Emphasising the need for pursuing strategic autonomy, the CDS noted partnerships are valuable when aligned with national interest, but they cannot substitute for indigenous capability or the power to exercise freedom of choice.
“In today’s world, it is difficult to define who are your friends, who are your allies, who are your enemies and who are your adversaries. Strategic alignments have become fluid and transactional,” General Chauhan observed.
He was speaking at the ‘JAI’ (Jointness, Aatmanirbhar Innovation) seminar organised by the Southern Command here.
“India must, therefore, be prepared to act independently when required. That preparedness has to be mental, structural and material,” he stressed.

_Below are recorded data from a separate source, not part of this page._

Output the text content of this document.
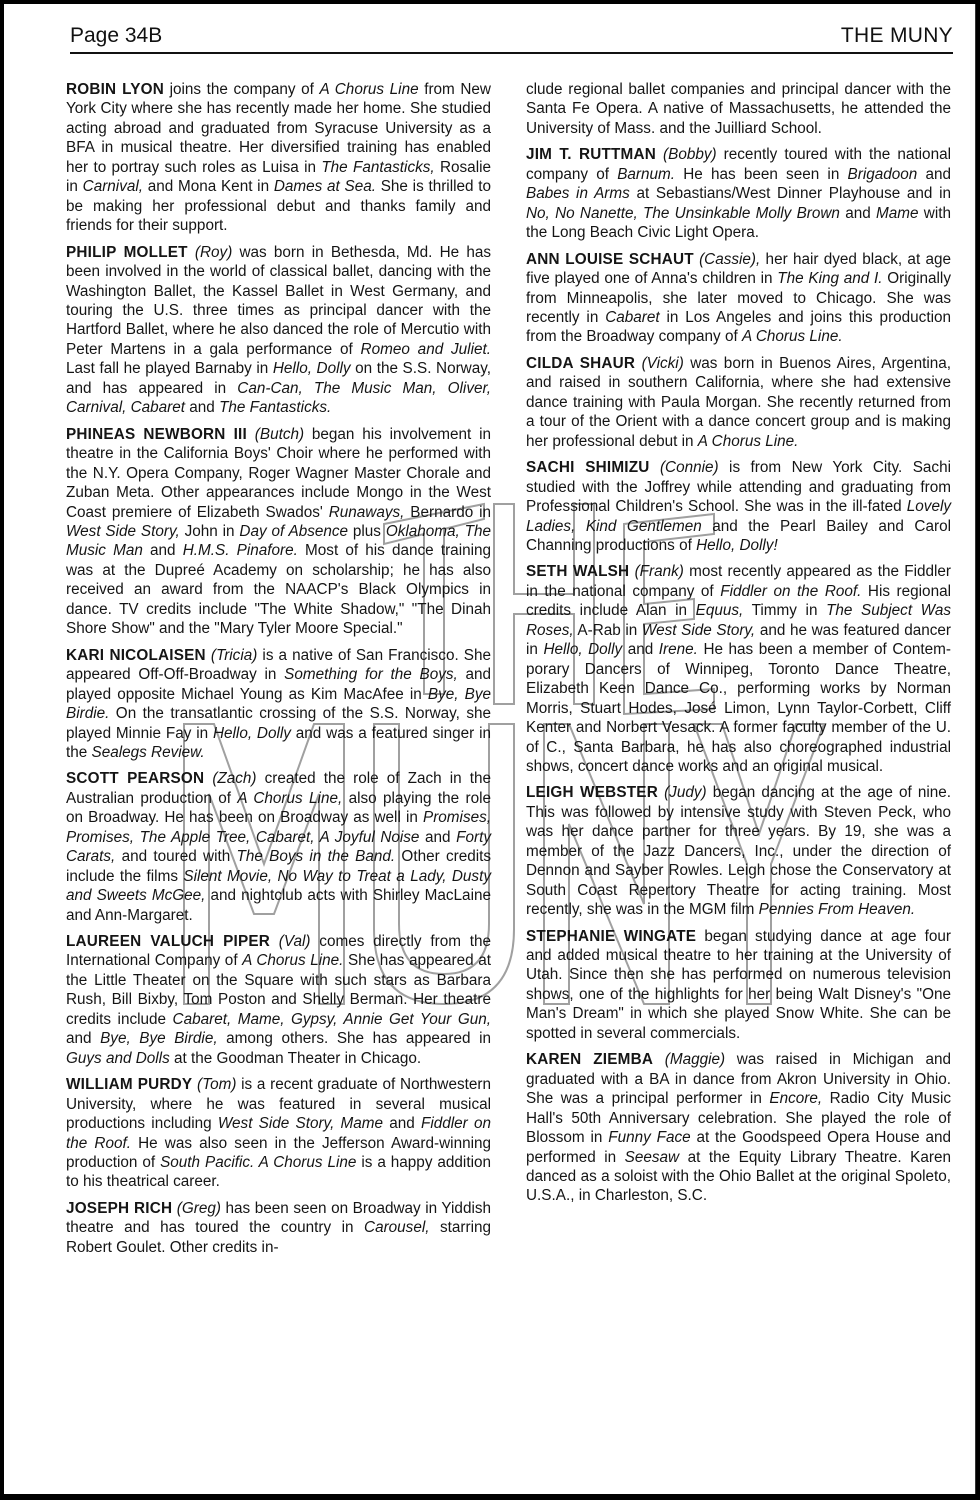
Page 34B	THE MUNY

ROBIN LYON joins the company of A Chorus Line from New York City where she has recently made her home. She studied acting abroad and graduated from Syracuse University as a BFA in musical theatre. Her diversified training has enabled her to portray such roles as Luisa in The Fantasticks, Rosalie in Carnival, and Mona Kent in Dames at Sea. She is thrilled to be making her professional debut and thanks family and friends for their support.

PHILIP MOLLET (Roy) was born in Bethesda, Md. He has been involved in the world of classical ballet, dancing with the Washington Ballet, the Kassel Ballet in West Germany, and touring the U.S. three times as principal dancer with the Hartford Ballet, where he also danced the role of Mercutio with Peter Martens in a gala performance of Romeo and Juliet. Last fall he played Barnaby in Hello, Dolly on the S.S. Norway, and has appeared in Can-Can, The Music Man, Oliver, Carnival, Cabaret and The Fantasticks.

PHINEAS NEWBORN III (Butch) began his involvement in theatre in the California Boys' Choir where he performed with the N.Y. Opera Company, Roger Wagner Master Chorale and Zuban Meta. Other appearances include Mongo in the West Coast premiere of Elizabeth Swados' Runaways, Bernardo in West Side Story, John in Day of Absence plus Oklahoma, The Music Man and H.M.S. Pinafore. Most of his dance training was at the Dupreé Academy on scholarship; he has also received an award from the NAACP's Black Olympics in dance. TV credits include "The White Shadow," "The Dinah Shore Show" and the "Mary Tyler Moore Special."

KARI NICOLAISEN (Tricia) is a native of San Francisco. She appeared Off-Off-Broadway in Something for the Boys, and played opposite Michael Young as Kim MacAfee in Bye, Bye Birdie. On the transatlantic crossing of the S.S. Norway, she played Minnie Fay in Hello, Dolly and was a featured singer in the Sealegs Review.

SCOTT PEARSON (Zach) created the role of Zach in the Australian production of A Chorus Line, also playing the role on Broadway. He has been on Broadway as well in Promises, Promises, The Apple Tree, Cabaret, A Joyful Noise and Forty Carats, and toured with The Boys in the Band. Other credits include the films Silent Movie, No Way to Treat a Lady, Dusty and Sweets McGee, and nightclub acts with Shirley MacLaine and Ann-Margaret.

LAUREEN VALUCH PIPER (Val) comes directly from the International Company of A Chorus Line. She has appeared at the Little Theater on the Square with such stars as Barbara Rush, Bill Bixby, Tom Poston and Shelly Berman. Her theatre credits include Cabaret, Mame, Gypsy, Annie Get Your Gun, and Bye, Bye Birdie, among others. She has appeared in Guys and Dolls at the Goodman Theater in Chicago.

WILLIAM PURDY (Tom) is a recent graduate of Northwestern University, where he was featured in several musical productions including West Side Story, Mame and Fiddler on the Roof. He was also seen in the Jefferson Award-winning production of South Pacific. A Chorus Line is a happy addition to his theatrical career.

JOSEPH RICH (Greg) has been seen on Broadway in Yiddish theatre and has toured the country in Carousel, starring Robert Goulet. Other credits in-

clude regional ballet companies and principal dancer with the Santa Fe Opera. A native of Massachusetts, he attended the University of Mass. and the Juilliard School.

JIM T. RUTTMAN (Bobby) recently toured with the national company of Barnum. He has been seen in Brigadoon and Babes in Arms at Sebastians/West Dinner Playhouse and in No, No Nanette, The Unsinkable Molly Brown and Mame with the Long Beach Civic Light Opera.

ANN LOUISE SCHAUT (Cassie), her hair dyed black, at age five played one of Anna's children in The King and I. Originally from Minneapolis, she later moved to Chicago. She was recently in Cabaret in Los Angeles and joins this production from the Broadway company of A Chorus Line.

CILDA SHAUR (Vicki) was born in Buenos Aires, Argentina, and raised in southern California, where she had extensive dance training with Paula Morgan. She recently returned from a tour of the Orient with a dance concert group and is making her professional debut in A Chorus Line.

SACHI SHIMIZU (Connie) is from New York City. Sachi studied with the Joffrey while attending and graduating from Professional Children's School. She was in the ill-fated Lovely Ladies, Kind Gentlemen and the Pearl Bailey and Carol Channing productions of Hello, Dolly!

SETH WALSH (Frank) most recently appeared as the Fiddler in the national company of Fiddler on the Roof. His regional credits include Alan in Equus, Timmy in The Subject Was Roses, A-Rab in West Side Story, and he was featured dancer in Hello, Dolly and Irene. He has been a member of Contemporary Dancers of Winnipeg, Toronto Dance Theatre, Elizabeth Keen Dance Co., performing works by Norman Morris, Stuart Hodes, José Limon, Lynn Taylor-Corbett, Cliff Kenter and Norbert Vesack. A former faculty member of the U. of C., Santa Barbara, he has also choreographed industrial shows, concert dance works and an original musical.

LEIGH WEBSTER (Judy) began dancing at the age of nine. This was followed by intensive study with Steven Peck, who was her dance partner for three years. By 19, she was a member of the Jazz Dancers, Inc., under the direction of Dennon and Sayber Rowles. Leigh chose the Conservatory at South Coast Repertory Theatre for acting training. Most recently, she was in the MGM film Pennies From Heaven.

STEPHANIE WINGATE began studying dance at age four and added musical theatre to her training at the University of Utah. Since then she has performed on numerous television shows, one of the highlights for her being Walt Disney's "One Man's Dream" in which she played Snow White. She can be spotted in several commercials.

KAREN ZIEMBA (Maggie) was raised in Michigan and graduated with a BA in dance from Akron University in Ohio. She was a principal performer in Encore, Radio City Music Hall's 50th Anniversary celebration. She played the role of Blossom in Funny Face at the Goodspeed Opera House and performed in Seesaw at the Equity Library Theatre. Karen danced as a soloist with the Ohio Ballet at the original Spoleto, U.S.A., in Charleston, S.C.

General Chauhan pointed out that the global security environment was undergoing dramatic shifts marked by uncertainty and flux.
He referred to the rise of coercive nationalism and economic weaponisation, where trade, supply chains, technology access and critical resources are increasingly used as tools of strategic leverage.
The CDS flagged the erosion of established norms of state behaviour, including the questioning of sovereignty and territorial integrity, and added advances in precision and long-range targeting have lowered the threshold for the use of force.
“Declared wars are becoming obsolete. Competition is increasingly manifesting through proxies, sub-threshold operations and cyber activities,” he said, adding that cognitive and information warfare has emerged as a central battlespace targeting societies rather than armed forces.
Referring to the theme of the seminar ‘Jai Se Vijay’ (success from victory), General Chauhan said it was not merely a slogan, but a strategic axiom, linking purpose with outcomes.
He noted that “JAI”, as articulated in recent deliberations, stands for Jointness, Aatmanirbharata and Innovation, and underlined that future readiness would depend on overcoming strategic vulnerabilities, outdated doctrines and organisational silos.
Victory, he insisted, is not about rhetoric but demonstrated and verifiable outcomes, adding that the Indian armed forces must shape themselves for an increasingly competitive, confrontational and technologically disruptive decade ahead.